Tuesday, July 22, 2014

Ends & Means - Yudhisthira at crosshair


Ends & Means – Yudhisthira at crosshair

Ashwatthama hato iti, Narova kunjarova’ (Ashwatthama is dead, but I am not sure man or elephant). These lines spoken by Yudhisthira, the eldest of the Pandavas, the embodiment of truthfulness, the beacon of justice is a landmark moment in The Mahabharata.

To stop an unstoppable and rampaging Dronacharya, the Teacher himself, Lord Krishna devised a devious design. A design to convey to inaccurate news about Dronacharya’s son Ashwatthama’s demise. But the infallible Ashwatthama’s death was a news his father wouldn’t believe, unless and here comes the caveat, it was conveyed by the man who was the epitome of truth, Yudhisthira.

The information was not to be the entire truth because an elephant bearing the name Ashwatthama would be killed by Bheema. Only Yudhisthira who had vowed never to utter a lie could convey such news and kill the morale of Dronacharya leading to his ultimately getting killed by Dristadyumna.

And Yudhisthira did exactly that. It is also believed that when he said those lines, he mumbled through the second part of the sentence so that the meaning was drowned in the noise of the battlefield. Thus a deceit resulted in defeat of a major stumbling block for the Pandavas.

This is a unique moral or ethical dilemma. To achieve the end, that is killing of a powerful warrior, one who has been your guru, yet one who sided with the wrong, is wrongful means, if this is to be classified as one, justified.

Everything of course is not fair in love and war as the cliché would want to have us believe.

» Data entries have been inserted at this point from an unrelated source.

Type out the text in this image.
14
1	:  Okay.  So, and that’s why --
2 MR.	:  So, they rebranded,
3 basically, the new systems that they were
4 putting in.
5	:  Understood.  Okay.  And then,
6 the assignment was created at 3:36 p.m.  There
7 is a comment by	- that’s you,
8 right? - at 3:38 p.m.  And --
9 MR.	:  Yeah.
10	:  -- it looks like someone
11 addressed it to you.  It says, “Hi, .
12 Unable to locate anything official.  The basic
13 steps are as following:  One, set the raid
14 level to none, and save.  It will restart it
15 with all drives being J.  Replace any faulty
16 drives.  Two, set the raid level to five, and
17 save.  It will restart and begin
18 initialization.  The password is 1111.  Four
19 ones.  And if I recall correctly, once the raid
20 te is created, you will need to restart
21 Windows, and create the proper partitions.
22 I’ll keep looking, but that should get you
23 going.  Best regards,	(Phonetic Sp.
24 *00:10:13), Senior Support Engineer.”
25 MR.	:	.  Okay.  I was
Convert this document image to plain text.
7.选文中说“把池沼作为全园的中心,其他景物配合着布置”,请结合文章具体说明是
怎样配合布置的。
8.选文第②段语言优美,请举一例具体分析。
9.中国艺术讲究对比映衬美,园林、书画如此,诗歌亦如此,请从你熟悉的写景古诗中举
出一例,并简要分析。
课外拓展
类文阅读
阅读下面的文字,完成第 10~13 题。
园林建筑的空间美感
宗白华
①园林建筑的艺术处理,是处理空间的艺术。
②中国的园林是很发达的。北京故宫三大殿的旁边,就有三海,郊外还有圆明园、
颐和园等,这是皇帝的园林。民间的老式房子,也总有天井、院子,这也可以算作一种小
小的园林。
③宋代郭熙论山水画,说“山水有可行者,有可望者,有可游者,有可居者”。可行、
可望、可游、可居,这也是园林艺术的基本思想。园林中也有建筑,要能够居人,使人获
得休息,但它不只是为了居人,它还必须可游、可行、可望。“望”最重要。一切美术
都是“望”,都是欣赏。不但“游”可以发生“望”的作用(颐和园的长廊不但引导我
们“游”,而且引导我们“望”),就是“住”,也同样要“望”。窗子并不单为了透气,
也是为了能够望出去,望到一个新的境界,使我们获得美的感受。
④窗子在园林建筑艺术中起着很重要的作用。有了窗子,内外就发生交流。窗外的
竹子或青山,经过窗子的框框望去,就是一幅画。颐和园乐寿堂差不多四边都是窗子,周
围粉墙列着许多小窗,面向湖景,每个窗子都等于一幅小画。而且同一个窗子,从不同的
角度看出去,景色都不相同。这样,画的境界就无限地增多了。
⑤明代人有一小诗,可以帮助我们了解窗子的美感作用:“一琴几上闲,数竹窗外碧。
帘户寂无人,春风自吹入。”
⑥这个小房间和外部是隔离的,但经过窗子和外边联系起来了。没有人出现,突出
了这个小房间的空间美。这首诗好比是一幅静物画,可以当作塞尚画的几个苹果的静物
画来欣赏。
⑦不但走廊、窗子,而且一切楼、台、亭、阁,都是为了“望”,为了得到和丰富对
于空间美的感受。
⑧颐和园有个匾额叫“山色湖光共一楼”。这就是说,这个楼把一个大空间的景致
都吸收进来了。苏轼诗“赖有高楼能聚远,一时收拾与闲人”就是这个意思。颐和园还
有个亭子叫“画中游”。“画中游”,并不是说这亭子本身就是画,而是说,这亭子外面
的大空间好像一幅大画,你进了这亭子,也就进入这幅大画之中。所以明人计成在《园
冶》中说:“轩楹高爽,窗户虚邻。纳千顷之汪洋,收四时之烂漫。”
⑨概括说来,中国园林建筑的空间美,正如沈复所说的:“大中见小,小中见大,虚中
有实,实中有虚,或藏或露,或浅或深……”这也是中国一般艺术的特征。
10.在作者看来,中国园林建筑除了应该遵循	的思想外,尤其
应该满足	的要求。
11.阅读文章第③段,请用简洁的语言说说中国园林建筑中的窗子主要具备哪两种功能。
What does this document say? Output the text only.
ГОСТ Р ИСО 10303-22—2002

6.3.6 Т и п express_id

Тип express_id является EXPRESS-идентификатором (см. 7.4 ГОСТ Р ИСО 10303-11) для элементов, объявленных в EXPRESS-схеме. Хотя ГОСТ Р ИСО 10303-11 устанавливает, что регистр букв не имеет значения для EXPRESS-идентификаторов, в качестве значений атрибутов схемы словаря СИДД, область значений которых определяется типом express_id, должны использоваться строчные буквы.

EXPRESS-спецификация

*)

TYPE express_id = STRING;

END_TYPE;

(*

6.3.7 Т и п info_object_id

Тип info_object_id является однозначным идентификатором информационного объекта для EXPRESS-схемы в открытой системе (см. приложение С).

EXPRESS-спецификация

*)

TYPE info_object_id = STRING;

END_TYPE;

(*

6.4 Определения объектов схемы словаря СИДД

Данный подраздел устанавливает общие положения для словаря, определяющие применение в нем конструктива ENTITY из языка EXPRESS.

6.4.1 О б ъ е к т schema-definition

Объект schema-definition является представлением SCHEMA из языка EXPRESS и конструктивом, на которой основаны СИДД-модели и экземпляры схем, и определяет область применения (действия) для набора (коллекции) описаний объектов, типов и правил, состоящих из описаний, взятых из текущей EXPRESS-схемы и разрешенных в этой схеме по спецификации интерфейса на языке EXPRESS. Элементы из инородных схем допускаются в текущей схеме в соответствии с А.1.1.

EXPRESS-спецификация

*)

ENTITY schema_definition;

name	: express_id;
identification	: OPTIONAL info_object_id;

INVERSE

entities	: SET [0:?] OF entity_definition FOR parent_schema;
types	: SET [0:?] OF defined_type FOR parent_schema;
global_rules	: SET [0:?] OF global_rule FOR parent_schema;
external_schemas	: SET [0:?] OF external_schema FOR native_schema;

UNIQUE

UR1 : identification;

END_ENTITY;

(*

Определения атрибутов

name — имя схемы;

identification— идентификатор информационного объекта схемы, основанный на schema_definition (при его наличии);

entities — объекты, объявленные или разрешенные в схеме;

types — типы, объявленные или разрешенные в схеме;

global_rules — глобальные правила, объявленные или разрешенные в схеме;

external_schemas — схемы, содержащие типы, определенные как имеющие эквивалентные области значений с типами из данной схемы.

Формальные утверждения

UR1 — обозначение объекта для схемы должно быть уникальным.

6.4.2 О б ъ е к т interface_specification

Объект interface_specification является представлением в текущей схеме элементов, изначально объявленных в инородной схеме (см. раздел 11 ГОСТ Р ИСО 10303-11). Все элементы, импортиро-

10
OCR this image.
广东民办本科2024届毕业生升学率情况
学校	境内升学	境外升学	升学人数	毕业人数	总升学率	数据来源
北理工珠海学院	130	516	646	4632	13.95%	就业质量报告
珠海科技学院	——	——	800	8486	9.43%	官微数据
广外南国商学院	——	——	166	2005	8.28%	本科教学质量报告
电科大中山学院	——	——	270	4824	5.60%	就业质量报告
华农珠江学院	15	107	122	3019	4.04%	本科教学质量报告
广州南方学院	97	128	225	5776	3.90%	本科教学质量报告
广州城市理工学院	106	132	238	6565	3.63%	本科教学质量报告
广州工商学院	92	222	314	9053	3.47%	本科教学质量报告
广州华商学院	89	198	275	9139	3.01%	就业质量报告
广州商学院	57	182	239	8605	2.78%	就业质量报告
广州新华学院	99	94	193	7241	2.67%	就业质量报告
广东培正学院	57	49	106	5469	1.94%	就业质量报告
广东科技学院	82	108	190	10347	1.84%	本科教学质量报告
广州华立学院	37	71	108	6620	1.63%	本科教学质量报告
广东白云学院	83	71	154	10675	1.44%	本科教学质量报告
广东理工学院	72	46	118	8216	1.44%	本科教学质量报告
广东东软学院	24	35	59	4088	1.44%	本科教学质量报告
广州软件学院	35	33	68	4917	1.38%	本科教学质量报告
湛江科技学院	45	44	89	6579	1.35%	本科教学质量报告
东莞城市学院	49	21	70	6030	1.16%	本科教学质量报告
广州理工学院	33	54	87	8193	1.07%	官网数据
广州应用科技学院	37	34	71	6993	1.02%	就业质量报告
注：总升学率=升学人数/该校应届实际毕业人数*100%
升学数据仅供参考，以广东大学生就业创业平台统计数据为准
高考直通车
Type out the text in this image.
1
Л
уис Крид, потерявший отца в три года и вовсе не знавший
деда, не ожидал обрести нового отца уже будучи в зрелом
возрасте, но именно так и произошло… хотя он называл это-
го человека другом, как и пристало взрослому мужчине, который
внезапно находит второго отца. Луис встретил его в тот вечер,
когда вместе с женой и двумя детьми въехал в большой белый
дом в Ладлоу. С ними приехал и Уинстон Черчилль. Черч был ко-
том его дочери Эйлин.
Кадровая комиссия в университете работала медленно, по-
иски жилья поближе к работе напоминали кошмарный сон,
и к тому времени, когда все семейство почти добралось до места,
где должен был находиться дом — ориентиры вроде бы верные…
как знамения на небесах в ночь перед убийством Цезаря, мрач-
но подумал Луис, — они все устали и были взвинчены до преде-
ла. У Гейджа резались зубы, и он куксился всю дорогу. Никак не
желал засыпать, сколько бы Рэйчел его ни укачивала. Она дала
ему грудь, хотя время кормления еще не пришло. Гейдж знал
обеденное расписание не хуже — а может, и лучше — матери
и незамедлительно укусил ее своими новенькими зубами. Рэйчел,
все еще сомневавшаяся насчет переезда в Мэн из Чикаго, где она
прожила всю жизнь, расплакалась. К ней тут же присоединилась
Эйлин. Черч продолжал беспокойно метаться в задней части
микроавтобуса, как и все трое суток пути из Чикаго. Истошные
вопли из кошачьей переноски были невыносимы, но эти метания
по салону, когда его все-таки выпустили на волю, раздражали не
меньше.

The Mahabharata was all about the victory of good over evil, satya over asatya, dharma over adharma. While the Kauravas stood for all things evil, Pandavas were symbolic of goodness. But in order to achieve the victory are means of lesser importance?

We may view this situation through few ethical theories. Deontologism or Kantian Deontologism which says that rightness or wrongness is independent of consequence would be against the ‘lie’ of Yudhisthira. Could Yudhisthira have acted based on Moral Absolutism, which would mean that he would get to tell the ‘truth’ and something else or someone else would have stopped Dronacharya.

While the same Yudhisthira viewed through virtue ethics would come as a praiseworthy person, justification of his action could be provided by utilitarianism which believes in greatest good to greater number (in this case the people of the state who were under misrule of Kauravas). Such could be justified with ethical realism too which suggests choosing the lesser evil (in this case the obfuscation).

This mythological legend has bearing on our everyday lives. Just think about the cover and overt lies that we speak each day. On a greater scale, the lies or as many would like to listen ‘being economical with truth’, the leaders (business and political particularly) emanate and its bearing on the stakeholders is something that needs to be pondered on. The ethical dilemma is sometimes lesser and sometimes greater during such an act.

Pandavas won the war. Truth triumphed. Lord Krishna had no ethical dilemma for him the end was important not the means. What bearing it had on him is a different debate. However following the act, Yudhisthira’s chariot which galloped above the ground got grounded.

1 comment:

  1. Yudhisthira was the sole Pandava prince, who left to his heavenly abode in his physical form, the rest faced death on the way. Once in heaven, he had to face the abominable torment of hell, for a few minutes, owing to that lie, regarding the killing of Ashwatthma.